Haïti

Haïti est en proie à une violence endémique, alimentée par une criminalité, qui s’exerce souvent au nom de la politique et de la justice sociale, mais qui est le plus souvent le résultant d’une gouvernance insuffisante. Il existe plusieurs catégories de groupes criminels. Toutefois, leur catégorisation ne peut être qu’approximative, car bien peu de choses les différencient. Une tentative de distinguer ces divers groupes donne l’image suivante :

  • Les Milices Populaires (également appelées « chimères » ou « chimès ») sont les héritières des milices mises sur pied par le président Aristide pour maintenir l’ordre dans les quartiers. Leur légitimité (passée) leur donne un pouvoir considérable. Egalement appelées Organisations Populaires, elles sont souvent associées aux Brigades de Vigilance. Loyales au président Aristide, les Chimères sont souvent assimilées aux militants Lavalas (sympathisants du parti Lafanmi Lavalas de l’ex-président Aristide), qui pratiquent l’extorsion et le rapt sous le couvert d’une action politique. Le 30 septembre 2004, les Chimères lancent l’ « opération Bagdad », qui vise à déstabiliser le pays par une vague d’enlèvements et d’assassinats de policier et représentants des forces de l’ordre. Les Chimères ont le plus souvent un comportement de type mafieux couvrant une grande variété d’activités criminelles (trafics en tous genres, racket, etc.)
  • Les Brigades de Vigilance et Brigades de Quartier, qui assurent des tâches de protection de proximité.
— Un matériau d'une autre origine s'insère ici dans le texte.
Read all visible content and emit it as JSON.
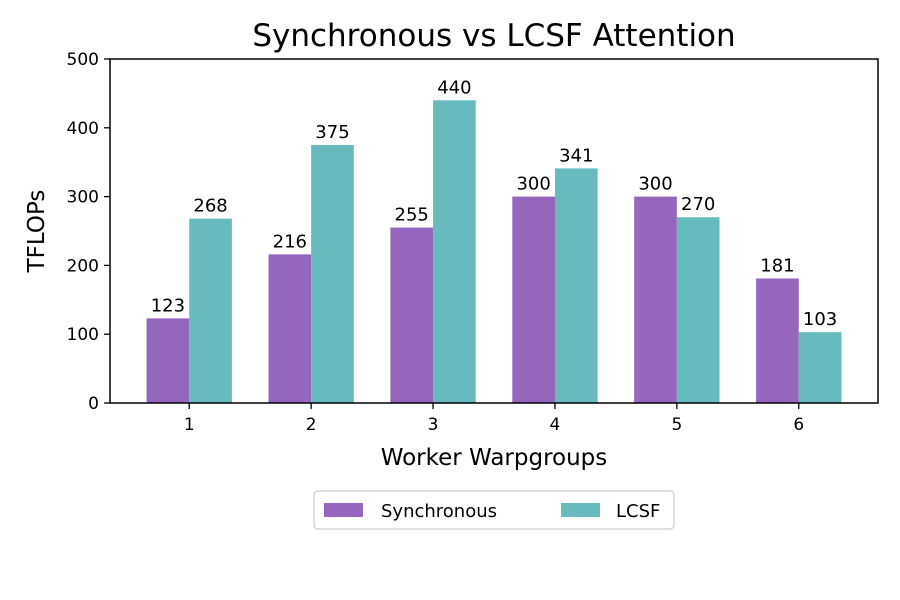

Elles sont le plus souvent pourvues d’armes blanches et sont généralement composées d’adolescents (masculins et féminins). Alors que les Brigades de Quartier sont des organisations « permanentes » liées géographiquement, les Brigades de Vigilance sont généralement établies comme réponse temporaire à accroissement de la criminalité. Ces brigades ne sont généralement pas structurées et n’ont pas de structure de commandement identifiable. La plus violente de ces brigades est la Brigade Fort St Claire. L’usage de la violence par les brigades est pratiquement incontrôlé et sert souvent à asseoir un pouvoir mafieux dans certains secteurs.
  • Les Groupes de Bandits (également surnommés rats ou zenglendos) sont des gangs — généralement étrangers à la zone dont ils cherchent à prendre le contrôle — qui tentent de littéralement s’emparer d’un secteur dans un but de prédation. Certains groupes sont composés de femmes (Fanm pye poro, Fanm boss, Baz madivin) et coopèrent avec d’autres groupes masculins. Tous genres confondus, ces Groupes de Bandits sont responsables des exactions les plus diverses, comme le racket, le viol, l’extorsion, etc.
  • L’Armée Rouge, qui est ancien groupe armé de Cité Soleil (bidonville insalubre, difficile d’accès et où peuvent se cacher des criminels en tout genre). Apparemment, un groupe appelé « Base Révolutionnaire Soleil 17 » ferait partie de cette armée.
  • L’Armée Cannibale, qui est un groupe armé centré sur la ville de Gonaïves. Initialement favorable au président Aristide et dirigé alors par Amyot Metayer (alias Le Cubain), le groupe a été repris en septembre 2003 par Butteur Metayer, après la mort de son frère. Le groupe est alors entré dans l’opposition au président Aristide et a pris le nom de Front de Résistance de l’Artibonite pour le Renversement de Jean-Bertrand Aristide. Butteur Metayer est décédé en 2005.
  • Le Front de Résistance du Nord (FRN), composé d’anciens militaires dirigés par Louis-Jodel Champlain et de Guy Philippe (ancien commissaire de la police nationale), puis par Ravix Remissainthe.